Now let’s look at the relationship between income and education level.
ggplot(data = brfss2013,aes(x=X_educag, fill=X_incomg)) + geom_bar(na.rm = TRUE, position = 'fill')+theme(axis.text.x=element_text(angle = -90, hjust = 0)) + xlab('Education') + ylab('Proportion')+
scale_fill_discrete(name="Income category")

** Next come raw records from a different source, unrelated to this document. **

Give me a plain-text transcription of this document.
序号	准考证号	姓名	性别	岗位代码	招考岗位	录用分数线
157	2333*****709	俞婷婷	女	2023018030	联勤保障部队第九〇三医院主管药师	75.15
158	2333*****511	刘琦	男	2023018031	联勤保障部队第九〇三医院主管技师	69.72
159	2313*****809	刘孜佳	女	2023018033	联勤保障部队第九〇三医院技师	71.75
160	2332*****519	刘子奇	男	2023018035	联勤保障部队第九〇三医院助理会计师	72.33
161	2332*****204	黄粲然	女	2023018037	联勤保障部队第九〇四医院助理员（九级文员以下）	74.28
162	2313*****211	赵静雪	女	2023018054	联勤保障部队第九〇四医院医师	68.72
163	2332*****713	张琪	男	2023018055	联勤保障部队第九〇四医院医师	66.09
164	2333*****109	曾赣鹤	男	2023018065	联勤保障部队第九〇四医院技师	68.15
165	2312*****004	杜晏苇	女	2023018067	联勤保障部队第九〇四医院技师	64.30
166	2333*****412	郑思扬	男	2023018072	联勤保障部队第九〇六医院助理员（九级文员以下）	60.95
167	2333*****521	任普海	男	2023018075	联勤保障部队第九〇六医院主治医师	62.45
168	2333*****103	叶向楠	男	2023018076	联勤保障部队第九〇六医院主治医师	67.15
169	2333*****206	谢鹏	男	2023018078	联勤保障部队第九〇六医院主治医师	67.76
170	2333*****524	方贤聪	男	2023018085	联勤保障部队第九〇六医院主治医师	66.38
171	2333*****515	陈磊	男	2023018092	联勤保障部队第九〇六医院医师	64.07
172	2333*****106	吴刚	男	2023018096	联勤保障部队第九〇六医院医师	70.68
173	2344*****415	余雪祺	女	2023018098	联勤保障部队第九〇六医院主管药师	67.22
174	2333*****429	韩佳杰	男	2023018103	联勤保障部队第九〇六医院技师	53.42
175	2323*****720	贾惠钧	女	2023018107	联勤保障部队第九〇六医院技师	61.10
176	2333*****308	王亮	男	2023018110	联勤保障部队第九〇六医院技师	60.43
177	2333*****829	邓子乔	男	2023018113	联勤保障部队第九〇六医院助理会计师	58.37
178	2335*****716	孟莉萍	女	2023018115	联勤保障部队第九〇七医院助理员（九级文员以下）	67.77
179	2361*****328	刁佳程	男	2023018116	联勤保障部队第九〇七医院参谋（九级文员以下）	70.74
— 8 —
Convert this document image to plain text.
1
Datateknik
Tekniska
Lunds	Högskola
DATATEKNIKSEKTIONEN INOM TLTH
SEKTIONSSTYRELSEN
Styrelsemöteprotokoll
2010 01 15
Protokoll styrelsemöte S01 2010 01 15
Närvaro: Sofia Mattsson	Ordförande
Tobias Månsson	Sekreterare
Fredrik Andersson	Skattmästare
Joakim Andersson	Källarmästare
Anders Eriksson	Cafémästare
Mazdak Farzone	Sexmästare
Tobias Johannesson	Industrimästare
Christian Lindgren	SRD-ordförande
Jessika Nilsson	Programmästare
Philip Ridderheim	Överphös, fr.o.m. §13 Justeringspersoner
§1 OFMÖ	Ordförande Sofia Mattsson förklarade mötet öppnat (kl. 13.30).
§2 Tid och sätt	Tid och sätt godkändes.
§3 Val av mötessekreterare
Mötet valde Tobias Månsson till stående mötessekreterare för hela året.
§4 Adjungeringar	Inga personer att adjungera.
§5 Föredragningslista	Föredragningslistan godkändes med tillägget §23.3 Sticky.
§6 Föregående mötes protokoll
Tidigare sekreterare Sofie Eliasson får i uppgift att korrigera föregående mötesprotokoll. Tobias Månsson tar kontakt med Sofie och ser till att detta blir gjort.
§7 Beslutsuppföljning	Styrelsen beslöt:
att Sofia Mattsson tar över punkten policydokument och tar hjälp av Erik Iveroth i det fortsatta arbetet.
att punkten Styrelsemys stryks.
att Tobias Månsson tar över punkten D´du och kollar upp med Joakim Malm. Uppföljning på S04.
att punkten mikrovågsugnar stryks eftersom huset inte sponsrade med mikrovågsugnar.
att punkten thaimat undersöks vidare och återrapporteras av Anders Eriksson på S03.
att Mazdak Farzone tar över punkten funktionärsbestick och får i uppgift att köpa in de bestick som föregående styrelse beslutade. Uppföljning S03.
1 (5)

Cleary income is positively correlated to education level. Of those who did not graduate high school, less than 5% have income > 50K per year, while of those who graduated college or technical school, about ~65% have income>50K. Let’s see if this behaviour is the same regardless of sex.
MF = c('Male','Female')
ggplot(data = brfss2013[brfss2013$sex %in% MF,],aes(x=X_educag, fill=X_incomg)) + geom_bar(na.rm = TRUE, position = 'fill')+theme(axis.text.x=element_text(angle = -90, hjust = 0)) + xlab('Education') + ylab('Proportion')+ scale_fill_discrete(name="Income category") + facet_wrap(~sex)

The plots look similar for both sexes, although females in general have lower income than males in every education category (look at red and pink in each bar).